Alleviation Med. Servs., P.C. v Allstate Ins. Co. |
2017 NY Slip Op 27097 [55 Misc 3d 44] |
Accepted for Miscellaneous Reports Publication |
Supreme Court, Appellate Term, Second Department, 2d, 11th and 13th Judicial Districts |
Published by New York State Law Reporting Bureau pursuant to Judiciary Law § 431. |
As corrected through Wednesday, May 17, 2017 |
Alleviation Medical Services, P.C., as Assignee of Ali Al Rahabi, Respondent, v Allstate Insurance Company, Appellant. |
Supreme Court, Appellate Term, Second Department, 2d, 11th and 13th Judicial Districts, March 29, 2017
Peter C. Merani, P.C. (Brian Kratenstein of counsel) for appellant.
Gary Tsirelman, P.C. (Irena Golodkeyer of counsel) for respondent.
Ordered that the order is affirmed, with $25 costs.
In this action by a provider to recover assigned first-party no-fault benefits, it is undisputed that defendant denied plaintiff's claim on May 10, 2011 on the ground of lack of medical necessity.
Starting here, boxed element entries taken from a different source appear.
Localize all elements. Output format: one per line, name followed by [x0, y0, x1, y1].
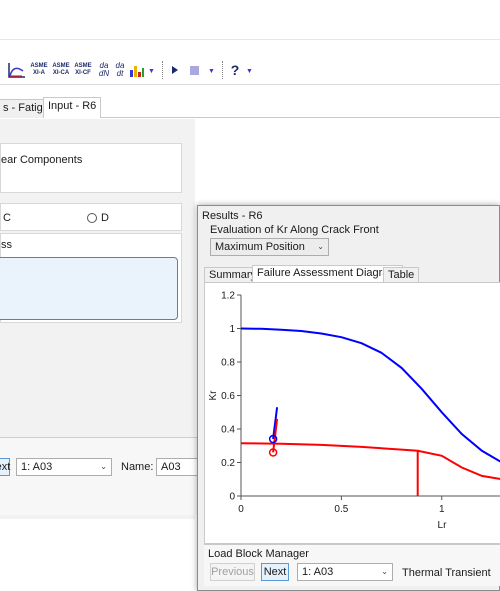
results-r6-window: Results - R6 Evaluation of Kr Along Crac… — [197, 205, 500, 591]
title-bar — [0, 0, 500, 40]
asme-xi-a-button[interactable]: ASME XI-A — [28, 59, 50, 81]
asme-xi-a-line1: ASME — [30, 63, 48, 69]
y-tick-label: 0.2 — [221, 458, 235, 469]
asme-xi-cf-line2: XI-CF — [75, 70, 91, 76]
x-tick-label: 0.5 — [334, 504, 348, 515]
position-combo[interactable]: Maximum Position ⌄ — [210, 238, 329, 256]
stress-group-label: ss — [1, 239, 12, 251]
y-tick-label: 0.8 — [221, 358, 235, 369]
series-line-2 — [240, 442, 500, 480]
toolbar-separator — [162, 61, 163, 79]
run-dropdown-arrow-icon[interactable]: ▼ — [208, 68, 215, 75]
name-input[interactable]: A03 — [156, 458, 200, 476]
da-dt-button[interactable]: da dt — [110, 59, 130, 81]
results-subtitle: Evaluation of Kr Along Crack Front — [210, 224, 379, 236]
asme-xi-ca-line1: ASME — [52, 63, 70, 69]
x-tick-label: 1 — [439, 504, 445, 515]
fad-chart-panel: 0 0.2 0.4 0.6 0.8 1 1.2 0 0.5 1 Lr Kr — [204, 282, 500, 544]
load-block-combo-value: 1: A03 — [302, 566, 334, 578]
y-tick-label: 0 — [229, 492, 235, 503]
next-button[interactable]: Next — [261, 563, 289, 581]
help-icon[interactable]: ? — [229, 59, 241, 81]
load-case-name: Thermal Transient — [402, 567, 491, 579]
radio-d-circle — [87, 213, 97, 223]
next-button[interactable]: ext — [0, 458, 10, 476]
previous-button[interactable]: Previous — [210, 563, 255, 581]
chevron-down-icon: ⌄ — [381, 567, 388, 576]
series-line-0 — [240, 327, 500, 463]
option-radio-group: C D — [0, 203, 182, 231]
asme-xi-a-line2: XI-A — [33, 70, 45, 76]
y-axis-label: Kr — [208, 390, 219, 401]
x-axis-label: Lr — [438, 520, 448, 531]
chart-tool-icon[interactable] — [6, 59, 28, 81]
load-block-manager: Load Block Manager Previous Next 1: A03 … — [204, 544, 500, 586]
asme-xi-cf-line1: ASME — [74, 63, 92, 69]
component-group-label: ear Components — [1, 154, 83, 166]
radio-d-label: D — [101, 212, 109, 224]
radio-c[interactable]: C — [3, 212, 11, 224]
tab-input-r6[interactable]: Input - R6 — [43, 97, 102, 118]
name-label: Name: — [121, 461, 154, 473]
chevron-down-icon: ⌄ — [100, 462, 107, 471]
tab-table[interactable]: Table — [383, 267, 420, 283]
asme-xi-cf-button[interactable]: ASME XI-CF — [72, 59, 94, 81]
y-tick-label: 1 — [229, 324, 235, 335]
y-tick-label: 0.6 — [221, 391, 235, 402]
da-dn-denominator: dN — [98, 69, 110, 78]
x-tick-label: 0 — [238, 504, 244, 515]
radio-c-label: C — [3, 212, 11, 224]
radio-d[interactable]: D — [87, 212, 109, 224]
chart-dropdown-arrow-icon[interactable]: ▼ — [148, 68, 155, 75]
position-combo-value: Maximum Position — [215, 241, 305, 253]
help-dropdown-arrow-icon[interactable]: ▼ — [246, 68, 253, 75]
bar-chart-icon[interactable] — [128, 59, 146, 81]
y-tick-label: 0.4 — [221, 425, 235, 436]
toolbar: ASME XI-A ASME XI-CA ASME XI-CF da dN da… — [0, 55, 500, 85]
fad-chart: 0 0.2 0.4 0.6 0.8 1 1.2 0 0.5 1 Lr Kr — [208, 291, 500, 531]
toolbar-separator — [222, 61, 223, 79]
results-window-title: Results - R6 — [202, 210, 263, 222]
load-block-combo[interactable]: 1: A03 ⌄ — [16, 458, 112, 476]
bottom-navigation-bar: ext 1: A03 ⌄ Name: A03 — [0, 437, 200, 515]
da-dt-denominator: dt — [116, 69, 124, 78]
document-tabstrip: s - Fatigue Input - R6 — [0, 97, 500, 118]
asme-xi-ca-line2: XI-CA — [52, 70, 70, 76]
stress-group: ss — [0, 233, 182, 323]
stress-text-area[interactable] — [0, 257, 178, 320]
load-block-manager-header: Load Block Manager — [208, 548, 309, 560]
asme-xi-ca-button[interactable]: ASME XI-CA — [50, 59, 72, 81]
chevron-down-icon: ⌄ — [317, 242, 324, 251]
load-block-combo[interactable]: 1: A03 ⌄ — [297, 563, 393, 581]
tab-failure-assessment-diagram[interactable]: Failure Assessment Diagram — [252, 265, 403, 283]
stop-icon[interactable] — [188, 59, 200, 81]
component-group: ear Components — [0, 143, 182, 193]
load-block-combo-value: 1: A03 — [21, 461, 53, 473]
y-tick-label: 1.2 — [221, 291, 235, 302]
play-icon[interactable] — [169, 59, 181, 81]
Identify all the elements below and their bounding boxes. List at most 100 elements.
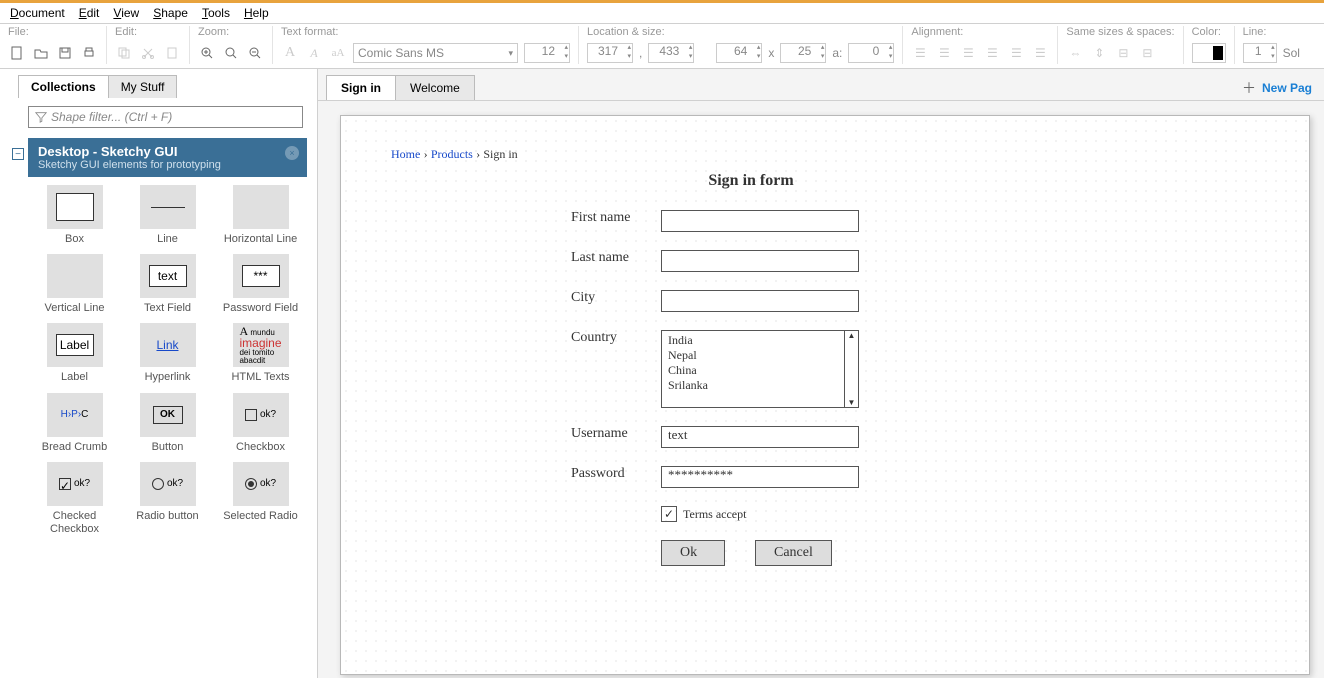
- shape-label: Line: [123, 233, 212, 246]
- shape-item[interactable]: ok?Checkbox: [216, 393, 305, 454]
- shape-item[interactable]: Vertical Line: [30, 254, 119, 315]
- new-file-icon[interactable]: [8, 44, 26, 62]
- list-scrollbar[interactable]: ▲▼: [844, 331, 858, 407]
- tab-collections[interactable]: Collections: [18, 75, 109, 98]
- shape-item[interactable]: Horizontal Line: [216, 185, 305, 246]
- document-tabs: Sign in Welcome ＋New Pag: [318, 69, 1324, 101]
- space-h-icon[interactable]: ⊟: [1114, 44, 1132, 62]
- collection-subtitle: Sketchy GUI elements for prototyping: [38, 159, 297, 171]
- same-width-icon[interactable]: ⇔: [1066, 44, 1084, 62]
- line-width-input[interactable]: 1▴▾: [1243, 43, 1277, 63]
- zoom-reset-icon[interactable]: [222, 44, 240, 62]
- zoom-in-icon[interactable]: [198, 44, 216, 62]
- shape-item[interactable]: ok?Radio button: [123, 462, 212, 536]
- text-case-icon[interactable]: aA: [329, 44, 347, 62]
- shape-filter-input[interactable]: Shape filter... (Ctrl + F): [28, 106, 303, 128]
- copy-icon[interactable]: [115, 44, 133, 62]
- shape-item[interactable]: LinkHyperlink: [123, 323, 212, 384]
- color-picker[interactable]: [1192, 43, 1226, 63]
- print-icon[interactable]: [80, 44, 98, 62]
- shape-item[interactable]: ok?Selected Radio: [216, 462, 305, 536]
- shape-thumb: [47, 185, 103, 229]
- shape-item[interactable]: ✓ok?Checked Checkbox: [30, 462, 119, 536]
- password-input[interactable]: **********: [661, 466, 859, 488]
- shape-thumb: OK: [140, 393, 196, 437]
- shape-item[interactable]: Line: [123, 185, 212, 246]
- align-middle-icon[interactable]: ☰: [1007, 44, 1025, 62]
- size-w-input[interactable]: 64▴▾: [716, 43, 762, 63]
- align-left-icon[interactable]: ☰: [911, 44, 929, 62]
- menu-document[interactable]: Document: [10, 6, 65, 20]
- toolbar: File: Edit: Zoom: Text format: A A aA Co…: [0, 24, 1324, 69]
- label-terms: Terms accept: [683, 507, 746, 522]
- shape-item[interactable]: ***Password Field: [216, 254, 305, 315]
- shape-thumb: A munduimaginedei tomitoabacdit: [233, 323, 289, 367]
- tab-welcome[interactable]: Welcome: [395, 75, 475, 100]
- country-option[interactable]: Nepal: [668, 348, 852, 363]
- collection-title: Desktop - Sketchy GUI: [38, 144, 297, 159]
- align-right-icon[interactable]: ☰: [959, 44, 977, 62]
- menu-shape[interactable]: Shape: [153, 6, 188, 20]
- tab-my-stuff[interactable]: My Stuff: [108, 75, 178, 98]
- username-input[interactable]: text: [661, 426, 859, 448]
- menu-help[interactable]: Help: [244, 6, 269, 20]
- toolbar-edit-group: Edit:: [115, 26, 190, 64]
- cancel-button[interactable]: Cancel: [755, 540, 832, 566]
- menu-view[interactable]: View: [113, 6, 139, 20]
- shape-thumb: Label: [47, 323, 103, 367]
- country-option[interactable]: China: [668, 363, 852, 378]
- font-select[interactable]: Comic Sans MS▾: [353, 43, 518, 63]
- breadcrumb-products[interactable]: Products: [431, 147, 473, 161]
- menu-edit[interactable]: Edit: [79, 6, 100, 20]
- angle-input[interactable]: 0▴▾: [848, 43, 894, 63]
- canvas[interactable]: Home › Products › Sign in Sign in form F…: [340, 115, 1310, 675]
- cut-icon[interactable]: [139, 44, 157, 62]
- zoom-out-icon[interactable]: [246, 44, 264, 62]
- same-height-icon[interactable]: ⇕: [1090, 44, 1108, 62]
- italic-icon[interactable]: A: [305, 44, 323, 62]
- left-panel: Collections My Stuff Shape filter... (Ct…: [0, 69, 318, 678]
- menu-tools[interactable]: Tools: [202, 6, 230, 20]
- save-file-icon[interactable]: [56, 44, 74, 62]
- toolbar-line-label: Line:: [1243, 26, 1300, 40]
- size-h-input[interactable]: 25▴▾: [780, 43, 826, 63]
- city-input[interactable]: [661, 290, 859, 312]
- toolbar-alignment-group: Alignment: ☰ ☰ ☰ ☰ ☰ ☰: [911, 26, 1058, 64]
- align-top-icon[interactable]: ☰: [983, 44, 1001, 62]
- align-bottom-icon[interactable]: ☰: [1031, 44, 1049, 62]
- ok-button[interactable]: Ok: [661, 540, 725, 566]
- new-page-button[interactable]: ＋New Pag: [1242, 78, 1316, 98]
- shapes-scroll[interactable]: Box Line Horizontal Line Vertical LinetextT…: [28, 177, 307, 637]
- align-center-icon[interactable]: ☰: [935, 44, 953, 62]
- collapse-icon[interactable]: −: [12, 148, 24, 160]
- shape-item[interactable]: LabelLabel: [30, 323, 119, 384]
- paste-icon[interactable]: [163, 44, 181, 62]
- open-file-icon[interactable]: [32, 44, 50, 62]
- first-name-input[interactable]: [661, 210, 859, 232]
- pos-x-input[interactable]: 317▴▾: [587, 43, 633, 63]
- shape-item[interactable]: Box: [30, 185, 119, 246]
- country-option[interactable]: India: [668, 333, 852, 348]
- shape-item[interactable]: H›P›CBread Crumb: [30, 393, 119, 454]
- breadcrumb-home[interactable]: Home: [391, 147, 420, 161]
- size-sep: x: [768, 46, 774, 60]
- label-password: Password: [571, 466, 661, 482]
- canvas-viewport[interactable]: Home › Products › Sign in Sign in form F…: [318, 101, 1324, 678]
- filter-icon: [35, 111, 47, 123]
- shape-item[interactable]: A munduimaginedei tomitoabacditHTML Text…: [216, 323, 305, 384]
- country-list[interactable]: India Nepal China Srilanka ▲▼: [661, 330, 859, 408]
- terms-checkbox[interactable]: ✓: [661, 506, 677, 522]
- collection-header[interactable]: − Desktop - Sketchy GUI Sketchy GUI elem…: [28, 138, 307, 177]
- close-icon[interactable]: ×: [285, 146, 299, 160]
- font-size-input[interactable]: 12▴▾: [524, 43, 570, 63]
- space-v-icon[interactable]: ⊟: [1138, 44, 1156, 62]
- shape-item[interactable]: OKButton: [123, 393, 212, 454]
- last-name-input[interactable]: [661, 250, 859, 272]
- shape-label: Radio button: [123, 510, 212, 523]
- font-color-icon[interactable]: A: [281, 44, 299, 62]
- shape-label: Text Field: [123, 302, 212, 315]
- pos-y-input[interactable]: 433▴▾: [648, 43, 694, 63]
- country-option[interactable]: Srilanka: [668, 378, 852, 393]
- shape-item[interactable]: textText Field: [123, 254, 212, 315]
- tab-sign-in[interactable]: Sign in: [326, 75, 396, 100]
In May 2014, defendant moved for summary judgment dismissing the complaint on the ground that the amount of available coverage had been exhausted. By order entered April 1, 2015, the Civil Court denied defendant's motion.
At the outset, we note that, although defendant did not deny the claim on the ground that the coverage limits of the insurance policy at issue had been exhausted, this defense is not precluded (New York & Presbyt. Hosp. v Allstate Ins. Co., 12 AD3d 579 [2004]; Flushing Traditional Acupuncture, P.C. v Infinity Group, 38 Misc 3d 21 [App Term, 2d Dept, 2d, 11th & 13th Jud Dists 2012]).
In Nyack Hosp. v General Motors Acceptance Corp. (8 NY3d 294 [2007]), the Court of Appeals, noting that no-fault benefits are overdue if not paid within 30 calendar days after receipt of a fully complete claim, held that the word "claims," as used in 11 NYCRR 65-3.15, the priority-of-payment regulation, does not encompass claims that are not yet complete because they have not been fully verified in accordance with 11 NYCRR 65-3.5 (b). In contrast, in the instant case, by denying the claim on May 10, 2011, defendant implicitly declared that the claim at issue was fully verified. As we read Nyack Hosp. to hold that fully verified claims are payable in the order they are received (see 11 NYCRR 65-3.8 [b] [3]; 65-3.15; Nyack Hosp., 8 NY3d 294), defendant's argument—that it need not pay the claim at issue because defendant paid other claims after it had denied the instant claim, which subsequent payments exhausted the available coverage—lacks merit (see 11 NYCRR 65-3.15; cf. Nyack Hosp., 8 NY3d 294; but see Harmonic Physical Therapy, P.C. v Praetorian Ins. Co., 47 Misc 3d 137[A], 2015 NY Slip Op 50525[U] [App Term, 1st Dept 2015]). Consequently, defendant{**55 Misc 3d at 46} has not established its entitlement to summary judgment dismissing the complaint.
Accordingly, the order is affirmed.
Solomon, J.P., Pesce and Elliot, JJ., concur.